Berbeda dengan susu, keju jauh lebih awet dan praktis untuk disimpan. Dr. Shelby Brown menjelaskan bahwa tradisi pembuatan keju di Yunani sudah ada sejak sekitar 3.000 SM, jauh sebelum era Odysseus. Biasanya, keju dinikmati bersama roti sebagai camilan atau dikombinasikan dengan madu dan buah-buahan sebagai hidangan penutup.

Daging Sapi Menjadi Hidangan Mewah

Saat menyaksikan film The Odyssey, mungkin muncul anggapan bahwa masyarakat Yunani kuno terbiasa berpesta daging sapi. Faktanya, menurut Dr. Sean Corner, daging sapi merupakan santapan langka karena hewan ternak tersebut memiliki nilai ekonomi yang sangat tinggi.

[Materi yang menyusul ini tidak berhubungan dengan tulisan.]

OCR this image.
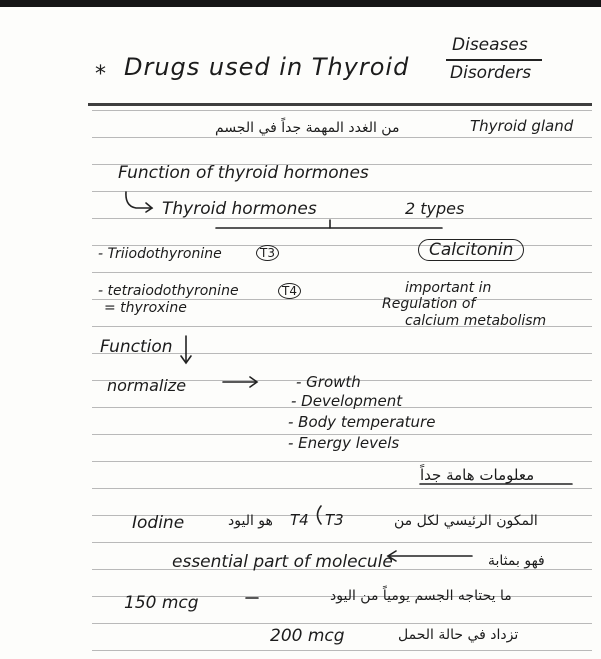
* Drugs used in Thyroid
Diseases
Disorders
من الغدد المهمة جداً في الجسم	Thyroid gland
Function of thyroid hormones
Thyroid hormones	2 types
- Triiodothyronine	T3	Calcitonin
- tetraiodothyronine	T4
= thyroxine
important in
Regulation of
calcium metabolism
Function
normalize	- Growth
- Development
- Body temperature
- Energy levels
معلومات هامة جداً
Iodine	هو اليود T4 T3	المكون الرئيسي لكل من
essential part of molecule	فهو بمثابة
150 mcg	ما يحتاجه الجسم يومياً من اليود
200 mcg	تزداد في حالة الحمل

Sapi lebih sering difungsikan sebagai tenaga pembajak lahan ketimbang untuk disembelih sebagai konsumsi. Oleh karena itu, kehadiran daging sapi yang berlimpah dalam epik Homer lebih bertujuan untuk menonjolkan kemegahan dunia para pahlawan daripada mencerminkan realitas kehidupan masyarakat umum saat itu.

Daging Domba Lebih Mudah Ditemukan

Dibandingkan sapi, domba dan kambing jauh lebih mudah diternakkan, sehingga lebih sering menjadi pilihan untuk kurban maupun kebutuhan pangan. Dr. Shelby Brown menyebutkan bahwa kedua jenis hewan ini adalah sumber daging yang paling dominan dikonsumsi oleh masyarakat Yunani pada masa tersebut.

Dalam The Odyssey, domba tidak hanya sekadar bahan makanan, tetapi juga menjadi instrumen penting bagi Odysseus untuk melarikan diri dari gua Polyphemus dengan cara bersembunyi di bawah tubuh domba. Kendati daging domba muda dinilai lebih lembut, masyarakat kala itu cenderung menyembelih domba yang sudah tua, mengingat hewan muda masih diperlukan untuk memproduksi susu dan wol.

Setelah memahami ragam makanan dan minuman Yunani Kuno ini, kamu pasti menyadari bahwa setiap hidangan memiliki narasi dan filosofinya sendiri. Jadi, saat menonton film The Odyssey, kamu dapat menikmati alur petualangannya sekaligus mendalami latar belakang budaya kulinernya.